Día 81 de la cuarentena que ya tiene fecha de caducidad: el 21 de junio. Aquí, en la parte boreal del mundo llegará el verano. Me acuerdo de un viejo tema de Litto Nebbia, Vals de mi hogar; termina con esta estrofa: «Así es que el invierno se quedo solo/ Porque la primavera robo el verano». El invierno, aquí, nos dejó solos mucho antes y como en el largo travelling de Nothing Hill, en el que Hugh Grant cruza las calles del barrio, en medio de los mercadillos, mientras las estaciones cambian, hemos visto inmóviles, desde la ventana, nevar, llover, días luminosos, noches en las que volaban papeles y algún contenedor de basura era acostado por el viento. Hoy entra con el sol un aire tibio, dulce de flores porque aún la contaminación no ha recobrado el brío. Godard dijo que el travelling era una cuestión moral pero, acaso, ¿no lo es toda mirada? En este caso estática, la nuestra, un plano fijo durante casi tres meses.
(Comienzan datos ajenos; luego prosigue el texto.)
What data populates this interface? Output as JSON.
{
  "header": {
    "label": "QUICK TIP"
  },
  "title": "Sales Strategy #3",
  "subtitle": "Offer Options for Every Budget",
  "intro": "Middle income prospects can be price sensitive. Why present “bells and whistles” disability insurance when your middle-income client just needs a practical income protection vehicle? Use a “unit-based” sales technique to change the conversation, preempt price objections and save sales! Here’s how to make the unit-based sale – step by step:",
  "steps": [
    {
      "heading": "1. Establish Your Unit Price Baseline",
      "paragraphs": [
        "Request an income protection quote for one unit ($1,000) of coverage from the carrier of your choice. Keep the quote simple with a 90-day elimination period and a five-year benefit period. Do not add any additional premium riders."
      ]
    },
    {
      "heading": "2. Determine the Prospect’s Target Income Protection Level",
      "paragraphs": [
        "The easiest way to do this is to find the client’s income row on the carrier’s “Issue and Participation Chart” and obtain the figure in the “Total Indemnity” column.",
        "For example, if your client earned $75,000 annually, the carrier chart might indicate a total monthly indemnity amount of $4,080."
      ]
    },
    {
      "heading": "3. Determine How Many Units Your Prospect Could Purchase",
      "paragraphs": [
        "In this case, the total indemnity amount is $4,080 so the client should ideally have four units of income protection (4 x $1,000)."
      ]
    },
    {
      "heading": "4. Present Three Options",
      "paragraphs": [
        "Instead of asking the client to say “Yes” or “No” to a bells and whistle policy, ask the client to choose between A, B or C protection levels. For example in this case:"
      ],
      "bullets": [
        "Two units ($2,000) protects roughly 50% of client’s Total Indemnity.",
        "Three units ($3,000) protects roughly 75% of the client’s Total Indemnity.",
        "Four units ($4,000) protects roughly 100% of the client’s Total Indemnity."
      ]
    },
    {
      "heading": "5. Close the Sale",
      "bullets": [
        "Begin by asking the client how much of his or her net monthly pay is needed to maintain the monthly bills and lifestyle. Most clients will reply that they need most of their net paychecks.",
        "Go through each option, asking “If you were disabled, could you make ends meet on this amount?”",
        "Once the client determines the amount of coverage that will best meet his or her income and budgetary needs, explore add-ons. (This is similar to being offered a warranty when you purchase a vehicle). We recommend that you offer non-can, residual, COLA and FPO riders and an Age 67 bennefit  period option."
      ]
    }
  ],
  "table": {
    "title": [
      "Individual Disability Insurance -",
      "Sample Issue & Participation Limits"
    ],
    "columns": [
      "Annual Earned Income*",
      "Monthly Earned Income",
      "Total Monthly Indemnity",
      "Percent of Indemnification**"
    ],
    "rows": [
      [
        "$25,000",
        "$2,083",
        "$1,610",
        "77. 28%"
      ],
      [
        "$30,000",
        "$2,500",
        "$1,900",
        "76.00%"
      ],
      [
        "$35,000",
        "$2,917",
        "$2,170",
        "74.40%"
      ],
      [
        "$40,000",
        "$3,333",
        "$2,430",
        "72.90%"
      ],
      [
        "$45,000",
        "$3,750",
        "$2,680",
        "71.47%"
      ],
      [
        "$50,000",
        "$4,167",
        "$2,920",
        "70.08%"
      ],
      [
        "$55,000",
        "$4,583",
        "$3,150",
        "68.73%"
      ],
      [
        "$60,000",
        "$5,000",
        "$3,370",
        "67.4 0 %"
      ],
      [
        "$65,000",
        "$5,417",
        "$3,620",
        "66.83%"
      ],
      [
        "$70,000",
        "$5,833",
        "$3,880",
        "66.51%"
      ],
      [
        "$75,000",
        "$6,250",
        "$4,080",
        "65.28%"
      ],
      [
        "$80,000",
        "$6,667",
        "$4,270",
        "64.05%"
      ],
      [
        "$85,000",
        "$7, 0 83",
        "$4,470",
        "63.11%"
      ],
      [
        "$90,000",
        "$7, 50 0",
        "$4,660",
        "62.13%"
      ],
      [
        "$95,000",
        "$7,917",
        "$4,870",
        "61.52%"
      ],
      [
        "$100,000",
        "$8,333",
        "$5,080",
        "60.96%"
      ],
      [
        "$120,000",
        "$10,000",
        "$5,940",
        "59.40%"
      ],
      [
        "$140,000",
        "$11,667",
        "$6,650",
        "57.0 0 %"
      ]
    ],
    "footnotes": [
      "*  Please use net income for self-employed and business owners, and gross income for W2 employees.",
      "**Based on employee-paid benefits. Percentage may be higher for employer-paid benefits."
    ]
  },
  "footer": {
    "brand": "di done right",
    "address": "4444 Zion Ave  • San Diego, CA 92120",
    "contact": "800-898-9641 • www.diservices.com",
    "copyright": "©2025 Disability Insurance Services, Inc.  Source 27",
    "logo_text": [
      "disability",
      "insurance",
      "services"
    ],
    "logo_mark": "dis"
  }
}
Cuando empezó todo, un artículo de The Guardian informaba que las bicicletas estáticas era el nuevo papel higiénico; un portal español replicó, menos escatológico, que se trataba de la nueva levadura. Entonces, en abril, los pedidos iban a una lista de espera que prometía entregas para julio. Me imagino a miles de personas pedaleando, inmóviles, generando una energía perdida, ya que ni siquiera recargan una tableta como hacen en algunos aeropuertos quienes se sientan en esos artefactos circulares con banquetas y pedales que, al ponerlos en movimiento alimentan sus celulares o computadoras con la energía que produce el ejercicio. La danza inmóvil se llamaba una novela de Manuel Scorza, fallecido en el que alguien bautizó avión de los poetas. En el libro, Scorza narraba, en secuencias simultáneas en el tiempo, la huida de un guerrillero a través la selva amazónica y las quimeras de un escritor latinoamericano, izquierdista, en París. No hace falta explicar el título.
Diario de la peste: la lentitud
En mitad de la noche, hace algunas horas, me desperté y en el celular tenía un mensaje de una amiga, poeta, Paula Alzugaray, con buenos deseos y un poema: «Legiones de criaturas salen se estrellan hacia la noche (…) Cautelosos, chúcaros/ gatos, lechuzas, grillos, salen/ a liberar la pesadilla de los días (…) Nosotros diurnos/ con ese desborde, esa lámina/ obscena / somos quienes no podemos».
El 21 de junio habrá que salir y hablan del síndrome de la cabaña, un estado emocional que produce ansiedad en el confinamiento. Su nombre deriva de la «fiebre de la cabaña» (cabin fever) que padecían los colonos americanos a principios del siglo pasado, confinados por las heladas en zonas despobladas. Pero también, actualmente, se utiliza para lo contrario: el desarrollo de cierta fobia a salir y recuperar, al menos en parte, el ritmo anterior. Un amigo, práctico, me dice que su miedo es volver a la vida estúpida, incluso laboralmente cruel, a la que deberá regresar.
La cuestión tiene muchos matices ya que hay quien no tiene siquiera donde volver. Un centro universitario de Córdoba, en la comunidad andaluza, ha dado cobijo a un centenar de personas sin hogar y a partir del 8 de junio, con el inicio de la última fase de la desescalada, volverán a la calle por decisión del ayuntamiento. Es una pequeña muestra, un síntoma, un close up de la nueva normalidad que también, volviendo a Godard, es una cuestión moral que se ve desde la ventana y se pierde junto a la energía desaprovechada de las bicicletas estáticas.
Diario de la peste: malos años
Hago un esfuerzo para no hablar de Trump que desplaza en todos (todos) los medios a un segundo plano al coronavirus. Es su rodilla la que no deja respirar. Podríamos hablar, se me ocurre, volviendo a la ventana cuando levanto la vista de la pantalla, de la banalidad del mal, pero mejor es ir a un poema de Hannah Arendt ya que de Eichmann en Jerusalén, lamentablemente no se sale: «Todo se hunde./ El crepúsculo se cierne./ Nada puede someterme:/ así viene a ser el curso de la vida».